A better question might be, why not?  The story forms we currently rely on are video games, streaming, and maybe reality shows that package how we live or want to live. According to a recent NEA (National Endowment for the Arts) report, about 12 percent of the American reading public listen to poetry, many through broadcasts, recordings, video and audio streams. It seems possible, then, to see poetry returning to its ancient aural roots.

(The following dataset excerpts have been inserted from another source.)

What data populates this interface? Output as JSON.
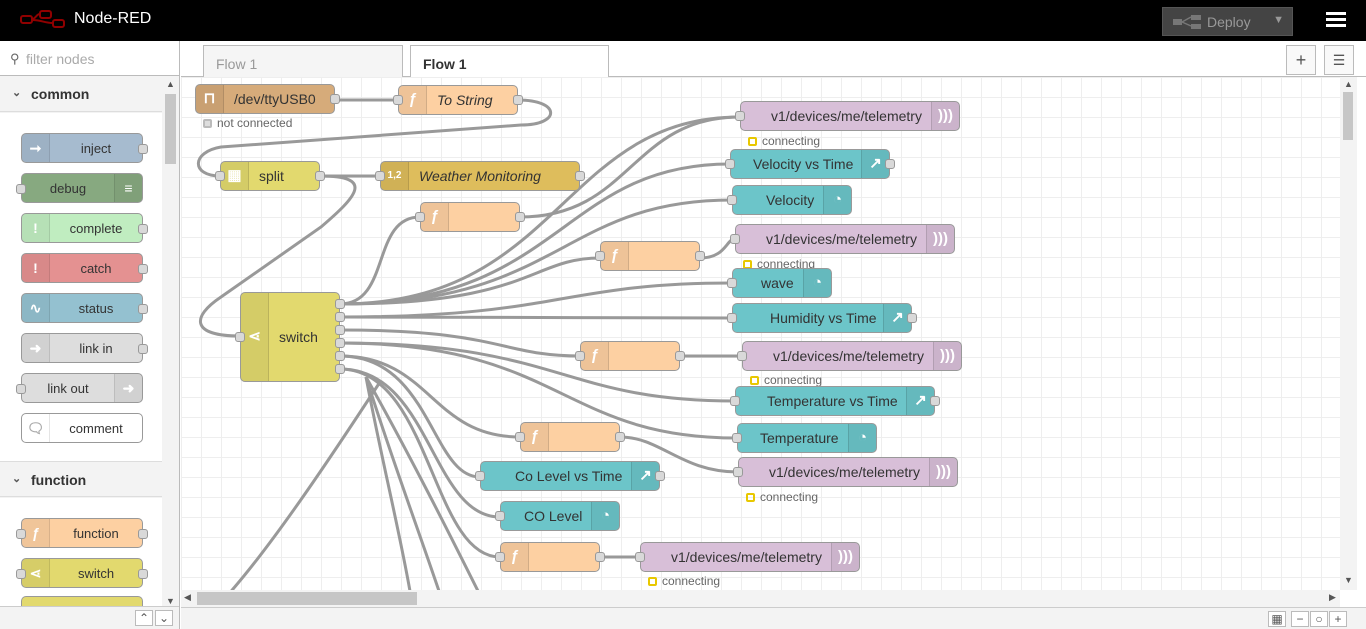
{
  "header": {
    "app_name": "Node-RED",
    "deploy_label": "Deploy"
  },
  "palette": {
    "filter_placeholder": "filter nodes",
    "categories": [
      {
        "name": "common",
        "nodes": [
          "inject",
          "debug",
          "complete",
          "catch",
          "status",
          "link in",
          "link out",
          "comment"
        ]
      },
      {
        "name": "function",
        "nodes": [
          "function",
          "switch"
        ]
      }
    ]
  },
  "tabs": [
    {
      "label": "Flow 1"
    },
    {
      "label": "Flow 1"
    }
  ],
  "flow": {
    "serial": {
      "label": "/dev/ttyUSB0",
      "status": "not connected"
    },
    "to_string": {
      "label": "To String"
    },
    "split": {
      "label": "split"
    },
    "template": {
      "label": "Weather Monitoring"
    },
    "switch": {
      "label": "switch"
    },
    "mqtt_status": "connecting",
    "outputs": {
      "mqtt1": "v1/devices/me/telemetry",
      "velocity_chart": "Velocity vs Time",
      "velocity_gauge": "Velocity",
      "mqtt2": "v1/devices/me/telemetry",
      "wave_gauge": "wave",
      "humidity_chart": "Humidity vs Time",
      "mqtt3": "v1/devices/me/telemetry",
      "temperature_chart": "Temperature vs Time",
      "temperature_gauge": "Temperature",
      "mqtt4": "v1/devices/me/telemetry",
      "co_chart": "Co Level vs Time",
      "co_gauge": "CO Level",
      "mqtt5": "v1/devices/me/telemetry"
    }
  }
}
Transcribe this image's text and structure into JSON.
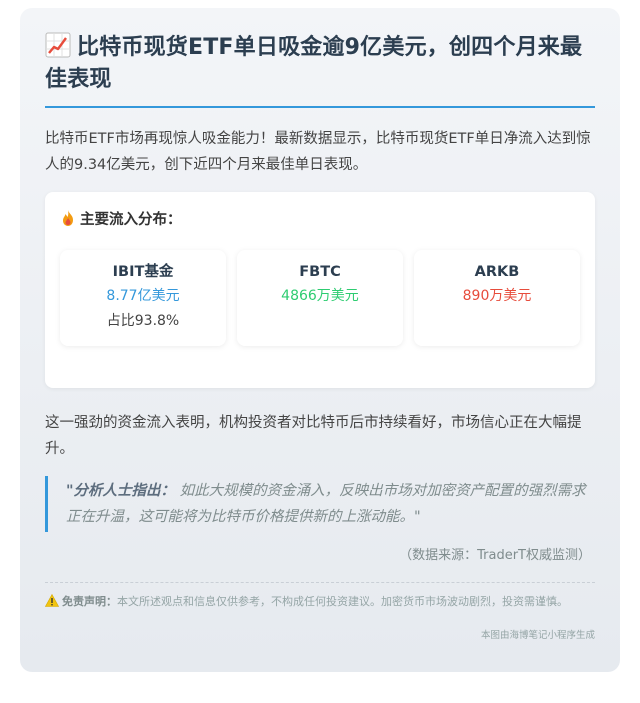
{
  "article": {
    "title": "比特币现货ETF单日吸金逾9亿美元，创四个月来最佳表现",
    "title_icon": "chart-up-icon",
    "intro": "比特币ETF市场再现惊人吸金能力！最新数据显示，比特币现货ETF单日净流入达到惊人的9.34亿美元，创下近四个月来最佳单日表现。",
    "distribution": {
      "heading": "主要流入分布：",
      "icon": "fire-icon",
      "funds": [
        {
          "name": "IBIT基金",
          "amount": "8.77亿美元",
          "share": "占比93.8%",
          "color": "#3498db"
        },
        {
          "name": "FBTC",
          "amount": "4866万美元",
          "share": "",
          "color": "#2ecc71"
        },
        {
          "name": "ARKB",
          "amount": "890万美元",
          "share": "",
          "color": "#e74c3c"
        }
      ]
    },
    "paragraph": "这一强劲的资金流入表明，机构投资者对比特币后市持续看好，市场信心正在大幅提升。",
    "quote": {
      "lead": "\"分析人士指出：",
      "text": "如此大规模的资金涌入，反映出市场对加密资产配置的强烈需求正在升温，这可能将为比特币价格提供新的上涨动能。\""
    },
    "source": "（数据来源：TraderT权威监测）",
    "disclaimer": {
      "icon": "warning-icon",
      "label": "免责声明：",
      "text": "本文所述观点和信息仅供参考，不构成任何投资建议。加密货币市场波动剧烈，投资需谨慎。"
    },
    "footer": "本图由海博笔记小程序生成"
  }
}
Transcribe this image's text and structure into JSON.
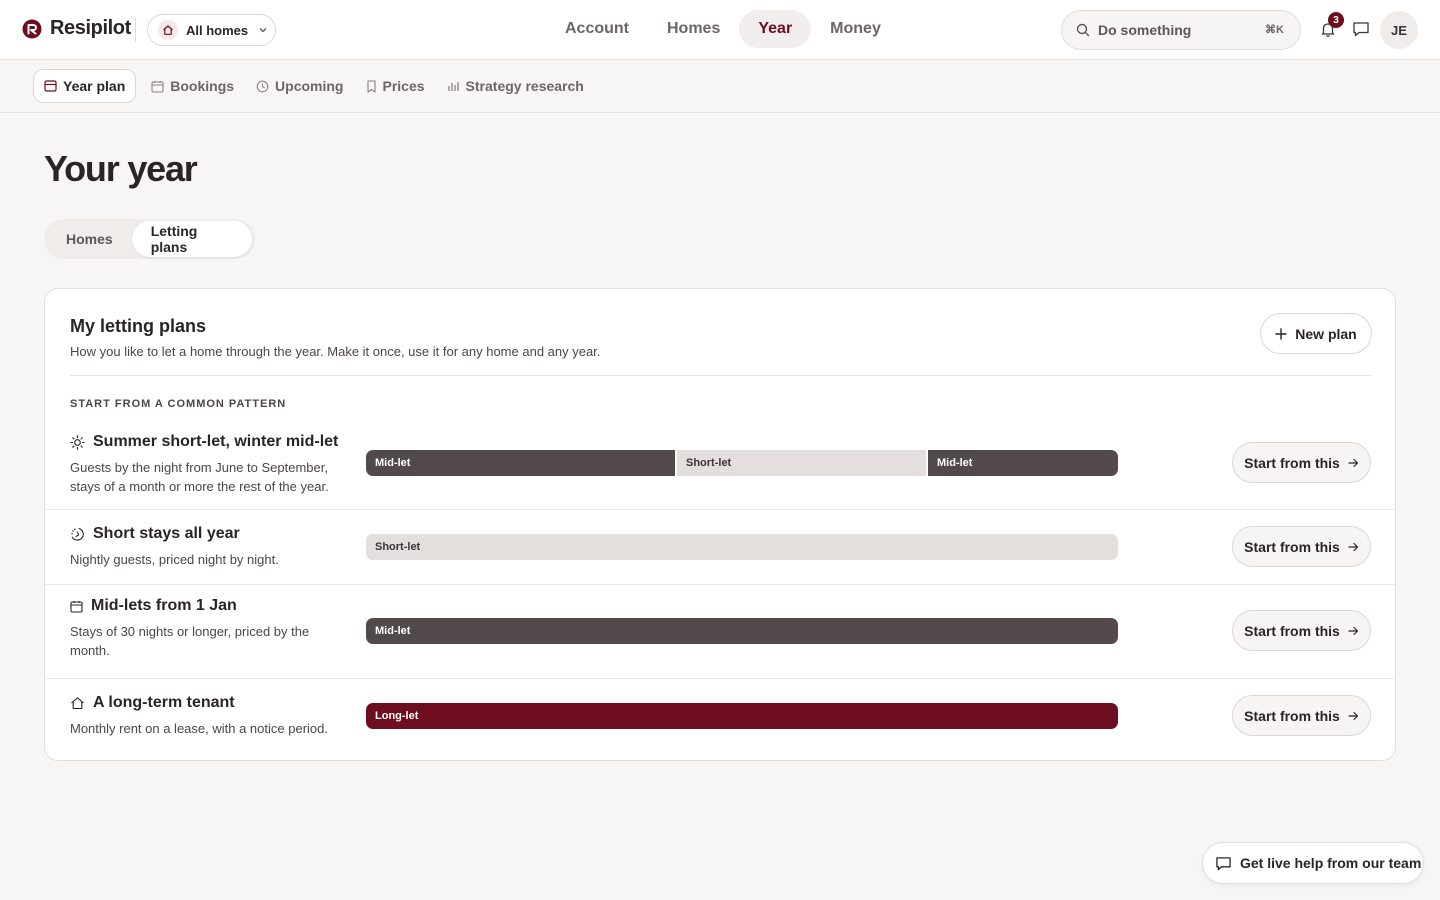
{
  "app": {
    "brand": "Resipilot"
  },
  "colors": {
    "accent": "#6e0d1f",
    "midlet": "#524a4a",
    "shortlet": "#e4dfdd",
    "longlet": "#6e0d1f"
  },
  "header": {
    "home_picker": "All homes",
    "nav": [
      {
        "label": "Account",
        "active": false
      },
      {
        "label": "Homes",
        "active": false
      },
      {
        "label": "Year",
        "active": true
      },
      {
        "label": "Money",
        "active": false
      }
    ],
    "search": {
      "placeholder": "Do something",
      "shortcut": "⌘K"
    },
    "notifications_count": "3",
    "avatar_initials": "JE"
  },
  "subnav": [
    {
      "label": "Year plan",
      "icon": "layout-icon",
      "active": true
    },
    {
      "label": "Bookings",
      "icon": "calendar-icon",
      "active": false
    },
    {
      "label": "Upcoming",
      "icon": "clock-icon",
      "active": false
    },
    {
      "label": "Prices",
      "icon": "bookmark-icon",
      "active": false
    },
    {
      "label": "Strategy research",
      "icon": "bar-chart-icon",
      "active": false
    }
  ],
  "page": {
    "title": "Your year",
    "segments": [
      {
        "label": "Homes",
        "active": false
      },
      {
        "label": "Letting plans",
        "active": true
      }
    ]
  },
  "card": {
    "title": "My letting plans",
    "subtitle": "How you like to let a home through the year. Make it once, use it for any home and any year.",
    "new_plan_label": "New plan",
    "section_label": "START FROM A COMMON PATTERN",
    "start_label": "Start from this",
    "patterns": [
      {
        "icon": "sun-icon",
        "title": "Summer short-let, winter mid-let",
        "description": "Guests by the night from June to September, stays of a month or more the rest of the year.",
        "segments": [
          {
            "label": "Mid-let",
            "kind": "midlet",
            "share": 0.413
          },
          {
            "label": "Short-let",
            "kind": "shortlet",
            "share": 0.333
          },
          {
            "label": "Mid-let",
            "kind": "midlet",
            "share": 0.254
          }
        ]
      },
      {
        "icon": "moon-icon",
        "title": "Short stays all year",
        "description": "Nightly guests, priced night by night.",
        "segments": [
          {
            "label": "Short-let",
            "kind": "shortlet",
            "share": 1
          }
        ]
      },
      {
        "icon": "calendar-icon",
        "title": "Mid-lets from 1 Jan",
        "description": "Stays of 30 nights or longer, priced by the month.",
        "segments": [
          {
            "label": "Mid-let",
            "kind": "midlet",
            "share": 1
          }
        ]
      },
      {
        "icon": "home-icon",
        "title": "A long-term tenant",
        "description": "Monthly rent on a lease, with a notice period.",
        "segments": [
          {
            "label": "Long-let",
            "kind": "longlet",
            "share": 1
          }
        ]
      }
    ]
  },
  "help_button": "Get live help from our team"
}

The earliest forms of poetry include oral history, family genealogy, hunting songs, court presentations, epic tales. Poetry is also closely related to music, hymns, chants, hunting songs. And spoken word projects, as recognized by the Poetry Foundation, refers to performance art such as storytelling, and the traditions of folk music, jazz, rap, rock, the blues, and hip hop.  Even stand-up comedy. These days, poetry on the page may appear chiefly in literary magazines and academic presses. Yet poetry  as spoken and shared is alive and beneficial to us whenever we encounter it in everyday settings.

What do we seek as we listen to words? Information, perhaps. More likely, distraction, companionship. Yet quickly taking in words can spin us out of balance: we hear more than we need, absorb less than we want. Reading (or listening to) a poem can put the brakes on a speeding mind. Poems ask us to slow down, to hesitate, question, reply. A poem calls out our curiosity, and even more, our patience.

If a word or image in a poem connects to something we feel, then we share a view of the world with someone. The poem becomes a bridge between author and reader. That’s at least one good reason to shake hands with poetry, an art form that reaches back over centuries.